I realize "why are things the way they are" questions are not usually the best, but there are many people on SO that are tuned to standard committee discussions so I hope this can be answered factually, as I'm legitimately curious as to what the answer is.
Basically, it took me a long time to figure out what was going on with std::result_of
's template signature the first time I saw it: I thought it was an entirely new construct for template parameters that I had never seen before.
template< class F, class... ArgTypes >
class result_of<F(ArgTypes...)>;
After some time thinking about it, I realized what this actually was: F(ArgTypes...)
is a function type, but it's not the type of the function whose result type is being evaluated (that's just F
): it's the type of a function taking ArgTypes...
arguments and returning type F
.
Isn't this...odd? Kind of hackish? Does anyone know if the committee ever discussed any alternatives, like, say, the following...
template< class F, class... ArgTypes >
class result_of<F, ArgTypes...>;
?
I guess it's possible that there's situations where the second construct can't be used as easily as the first one, but which ones?

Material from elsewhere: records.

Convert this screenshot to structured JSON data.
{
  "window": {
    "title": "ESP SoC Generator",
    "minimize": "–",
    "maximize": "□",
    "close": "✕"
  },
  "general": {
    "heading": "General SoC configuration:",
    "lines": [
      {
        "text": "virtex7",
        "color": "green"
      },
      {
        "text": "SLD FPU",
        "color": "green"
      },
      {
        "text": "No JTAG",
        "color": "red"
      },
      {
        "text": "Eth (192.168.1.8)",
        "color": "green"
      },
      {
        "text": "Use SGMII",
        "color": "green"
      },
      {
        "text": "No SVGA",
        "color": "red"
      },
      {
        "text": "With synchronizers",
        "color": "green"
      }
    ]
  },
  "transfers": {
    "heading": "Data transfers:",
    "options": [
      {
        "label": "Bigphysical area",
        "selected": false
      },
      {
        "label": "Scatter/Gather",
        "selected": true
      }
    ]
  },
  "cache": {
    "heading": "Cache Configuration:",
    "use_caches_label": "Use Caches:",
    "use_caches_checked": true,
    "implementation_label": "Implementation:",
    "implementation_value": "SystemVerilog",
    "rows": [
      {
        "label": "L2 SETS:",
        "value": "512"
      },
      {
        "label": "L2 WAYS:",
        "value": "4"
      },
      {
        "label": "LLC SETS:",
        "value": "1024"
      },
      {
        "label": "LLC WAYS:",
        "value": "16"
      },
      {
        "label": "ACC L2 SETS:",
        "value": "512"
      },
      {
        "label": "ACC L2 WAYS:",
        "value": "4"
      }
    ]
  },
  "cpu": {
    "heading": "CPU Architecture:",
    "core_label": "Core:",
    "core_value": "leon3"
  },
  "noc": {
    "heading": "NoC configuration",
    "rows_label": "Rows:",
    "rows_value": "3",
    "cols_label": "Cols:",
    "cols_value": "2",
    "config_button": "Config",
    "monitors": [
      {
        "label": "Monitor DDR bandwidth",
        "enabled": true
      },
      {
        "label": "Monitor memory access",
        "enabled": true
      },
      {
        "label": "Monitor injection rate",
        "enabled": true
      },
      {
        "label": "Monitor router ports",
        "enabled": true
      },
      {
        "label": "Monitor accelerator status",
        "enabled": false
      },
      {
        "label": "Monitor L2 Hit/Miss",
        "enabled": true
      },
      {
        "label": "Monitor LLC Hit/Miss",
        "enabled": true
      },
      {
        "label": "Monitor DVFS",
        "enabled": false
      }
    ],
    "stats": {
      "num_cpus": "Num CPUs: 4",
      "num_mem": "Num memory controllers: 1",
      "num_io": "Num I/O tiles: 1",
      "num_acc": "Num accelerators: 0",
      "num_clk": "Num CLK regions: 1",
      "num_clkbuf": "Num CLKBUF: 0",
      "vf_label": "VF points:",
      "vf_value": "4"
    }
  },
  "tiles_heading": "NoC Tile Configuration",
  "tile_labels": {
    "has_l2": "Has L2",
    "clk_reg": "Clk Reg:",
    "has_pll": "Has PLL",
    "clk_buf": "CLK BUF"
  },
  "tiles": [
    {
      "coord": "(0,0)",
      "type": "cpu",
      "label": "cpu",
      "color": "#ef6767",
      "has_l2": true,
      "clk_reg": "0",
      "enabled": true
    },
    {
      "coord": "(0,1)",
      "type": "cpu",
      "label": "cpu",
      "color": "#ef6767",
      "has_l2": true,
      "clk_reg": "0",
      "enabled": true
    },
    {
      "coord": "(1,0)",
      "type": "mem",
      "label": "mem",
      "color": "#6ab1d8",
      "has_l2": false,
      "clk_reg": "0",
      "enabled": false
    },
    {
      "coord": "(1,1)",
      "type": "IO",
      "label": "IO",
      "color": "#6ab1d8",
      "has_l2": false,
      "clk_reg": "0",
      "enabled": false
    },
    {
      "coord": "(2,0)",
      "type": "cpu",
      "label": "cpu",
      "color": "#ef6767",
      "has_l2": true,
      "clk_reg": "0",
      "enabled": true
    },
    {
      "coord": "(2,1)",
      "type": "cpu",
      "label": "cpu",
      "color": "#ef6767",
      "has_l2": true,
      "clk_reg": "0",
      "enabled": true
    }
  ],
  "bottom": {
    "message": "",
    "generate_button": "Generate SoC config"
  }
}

I'm not trying to pass judgement on this, but it's just that this was legitimately confusing to me the first time I saw it, so I'm curious if there's a good reason for it. I realize part of the answer might simply be "because Boost did it" that way, but still that leave the remaining (factual) questions...

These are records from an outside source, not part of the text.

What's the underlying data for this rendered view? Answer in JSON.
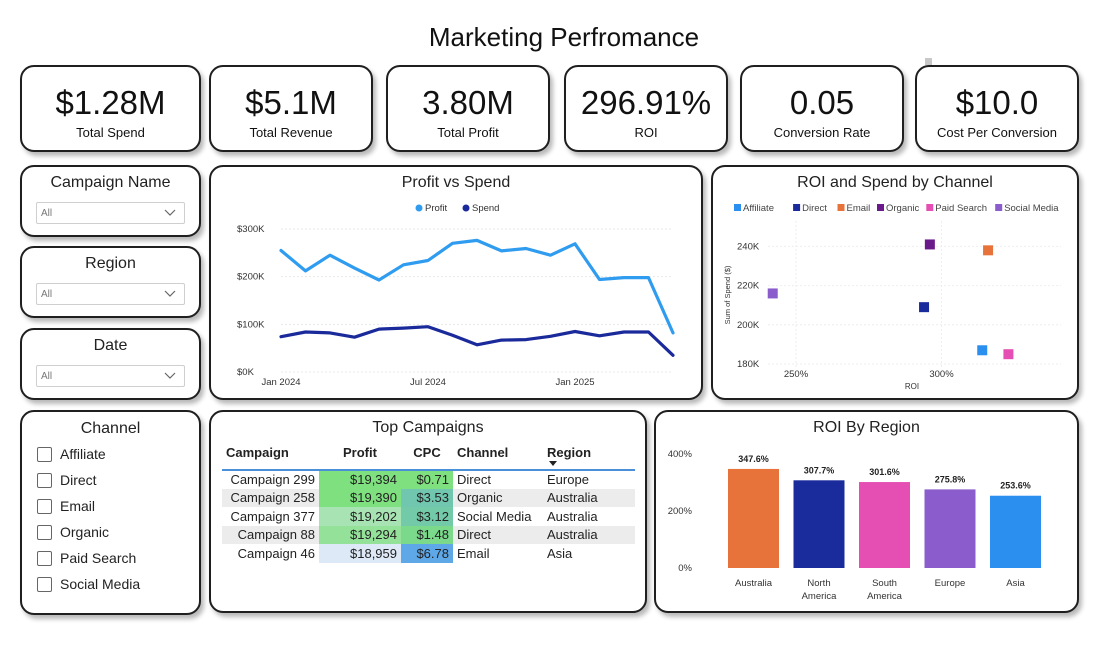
{
  "page_title": "Marketing Perfromance",
  "kpis": [
    {
      "value": "$1.28M",
      "label": "Total Spend"
    },
    {
      "value": "$5.1M",
      "label": "Total Revenue"
    },
    {
      "value": "3.80M",
      "label": "Total Profit"
    },
    {
      "value": "296.91%",
      "label": "ROI"
    },
    {
      "value": "0.05",
      "label": "Conversion Rate"
    },
    {
      "value": "$10.0",
      "label": "Cost Per Conversion"
    }
  ],
  "slicers": [
    {
      "title": "Campaign Name",
      "value": "All"
    },
    {
      "title": "Region",
      "value": "All"
    },
    {
      "title": "Date",
      "value": "All"
    }
  ],
  "channel_slicer": {
    "title": "Channel",
    "options": [
      "Affiliate",
      "Direct",
      "Email",
      "Organic",
      "Paid Search",
      "Social Media"
    ]
  },
  "colors": {
    "profit": "#2f9cf0",
    "spend": "#1b2a9a",
    "affiliate": "#2b8ff0",
    "direct": "#1a2c9b",
    "email": "#e8733a",
    "organic": "#6b1a8c",
    "paid_search": "#e54fb4",
    "social_media": "#8a5ccc",
    "profit_heat_high": "#7ee07e",
    "cpc_heat_high": "#5fa8e8"
  },
  "chart_data": [
    {
      "type": "line",
      "title": "Profit vs Spend",
      "x_ticks": [
        "Jan 2024",
        "Jul 2024",
        "Jan 2025"
      ],
      "y_ticks": [
        "$0K",
        "$100K",
        "$200K",
        "$300K"
      ],
      "ylim": [
        0,
        300000
      ],
      "legend_position": "top-center",
      "x": [
        "2024-01",
        "2024-02",
        "2024-03",
        "2024-04",
        "2024-05",
        "2024-06",
        "2024-07",
        "2024-08",
        "2024-09",
        "2024-10",
        "2024-11",
        "2024-12",
        "2025-01",
        "2025-02",
        "2025-03",
        "2025-04",
        "2025-05"
      ],
      "series": [
        {
          "name": "Profit",
          "values": [
            255000,
            212000,
            245000,
            218000,
            193000,
            225000,
            234000,
            270000,
            276000,
            254000,
            259000,
            245000,
            269000,
            194000,
            198000,
            198000,
            82000
          ]
        },
        {
          "name": "Spend",
          "values": [
            74000,
            84000,
            82000,
            73000,
            90000,
            92000,
            95000,
            77000,
            57000,
            67000,
            68000,
            75000,
            85000,
            76000,
            84000,
            84000,
            35000
          ]
        }
      ]
    },
    {
      "type": "scatter",
      "title": "ROI and Spend by Channel",
      "ylabel": "Sum of Spend ($)",
      "xlabel": "ROI",
      "x_ticks": [
        "250%",
        "300%"
      ],
      "y_ticks": [
        "180K",
        "200K",
        "220K",
        "240K"
      ],
      "legend_position": "top-left",
      "points": [
        {
          "name": "Affiliate",
          "x": 314,
          "y": 187000
        },
        {
          "name": "Direct",
          "x": 294,
          "y": 209000
        },
        {
          "name": "Email",
          "x": 316,
          "y": 238000
        },
        {
          "name": "Organic",
          "x": 296,
          "y": 241000
        },
        {
          "name": "Paid Search",
          "x": 323,
          "y": 185000
        },
        {
          "name": "Social Media",
          "x": 242,
          "y": 216000
        }
      ]
    },
    {
      "type": "bar",
      "title": "ROI By Region",
      "categories": [
        "Australia",
        "North America",
        "South America",
        "Europe",
        "Asia"
      ],
      "values": [
        347.6,
        307.7,
        301.6,
        275.8,
        253.6
      ],
      "data_labels": [
        "347.6%",
        "307.7%",
        "301.6%",
        "275.8%",
        "253.6%"
      ],
      "y_ticks": [
        "0%",
        "200%",
        "400%"
      ],
      "ylim": [
        0,
        400
      ]
    }
  ],
  "top_campaigns": {
    "title": "Top Campaigns",
    "columns": [
      "Campaign",
      "Profit",
      "CPC",
      "Channel",
      "Region"
    ],
    "rows": [
      {
        "campaign": "Campaign 299",
        "profit": "$19,394",
        "cpc": "$0.71",
        "channel": "Direct",
        "region": "Europe",
        "profit_value": 19394,
        "cpc_value": 0.71
      },
      {
        "campaign": "Campaign 258",
        "profit": "$19,390",
        "cpc": "$3.53",
        "channel": "Organic",
        "region": "Australia",
        "profit_value": 19390,
        "cpc_value": 3.53
      },
      {
        "campaign": "Campaign 377",
        "profit": "$19,202",
        "cpc": "$3.12",
        "channel": "Social Media",
        "region": "Australia",
        "profit_value": 19202,
        "cpc_value": 3.12
      },
      {
        "campaign": "Campaign 88",
        "profit": "$19,294",
        "cpc": "$1.48",
        "channel": "Direct",
        "region": "Australia",
        "profit_value": 19294,
        "cpc_value": 1.48
      },
      {
        "campaign": "Campaign 46",
        "profit": "$18,959",
        "cpc": "$6.78",
        "channel": "Email",
        "region": "Asia",
        "profit_value": 18959,
        "cpc_value": 6.78
      }
    ]
  }
}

Is there a technical reason Boost choose this syntax to encode type information rather than any alternative?
Was there any discussion by the C++11 committee about how appropriate it was to standardize this, given that std::result_of
can be implemented in terms of decltype
fairly easily anyway?
Having a function-type as the parameter allows you to have an unrestricted "variadic" class template even in C++03. Think about it: In C++03, we didn't have variadic templates. And you can't "overload" a class template like you can with function templates - so how would it be otherwise possible to allow different amounts of "arguments" to the function?
Using a function type, you can just add any number partial specializations for the different number of parameters:
template<class Fty>
struct result_of;
template<class F>
struct result_of<F()>{ /*...*/ };
template<class F, class A0>
struct result_of<F(A0)>{ /*...*/ };
template<class F, class A0, class A1>
struct result_of<F(A0, A1)>{ /*...*/ };
// ...
The only other way to do this in C++03 is default template arguments and partially specializing for every case - the disadvantage being that it doesn't look like a function call anymore, and that any kind of wrapper that uses result_of
internally can't just pass Sig
along.
Now, there's one disadvantage with the function-type way - you also get all the usual transformations done to the "parameters": R(Args...)
-> R(*)(Args...)
and more importantly T[N]
-> T*
and top-level cv-qualifiers being discarded (§8.3.5/5
):
struct X{
bool operator()(int (&&arr)[3]);
long operator()(void*);
};
static_assert(std::is_same<std::result_of<X(int[3])>::type, bool>(), "/cry");
Live example. Output:
error: static assertion failed: /cry
The other problems is with the top-level cv-qualifiers being discarded:
struct Y{};
struct X{
bool operator()(Y const&);
long operator()(Y&&);
};
Y const f();
static_assert(std::is_same<std::result_of<X(Y const)>::type, bool>(), "/cry");
Live example. Output:
error: static assertion failed: /cry
I think it's just that someone got the idea that you could (ab)use the function type notation to mimic the way the respective functor call would look like, and it stuck. So, no technical reasons, just an aesthetic one.
// the result type of a call to (an object of) type F,
// passing (objects of) types A, B, and C as parameters.
result_of<F(A, B, C)>::type
result_of
was part of TR1, which came out before decltype was added to the language. But it was designed with decltype
in mind, so changing the implementation of result_of
to use decltype
is simple. Yes, it's a hack, but it works.
(This expands on JohannesD's answer and Jesse Good's comment on it, but this won't fit in a comment. Please upvote that other answer not this one.)
From N1454 Syntax and examples:
The definition of the behavior of result_of
is straightforward: given types F
, T1
, T2
, ..., TN
and lvalues f
, t1
, t2
, ..., tN
of those types, respectively, the type expression
result_of<F(T1, T2, ..., TN)>::type
evaluates to the type of the expression f(t1, t2, ..., tN)
.
This is not abusing the type system, it's beautifully elegant!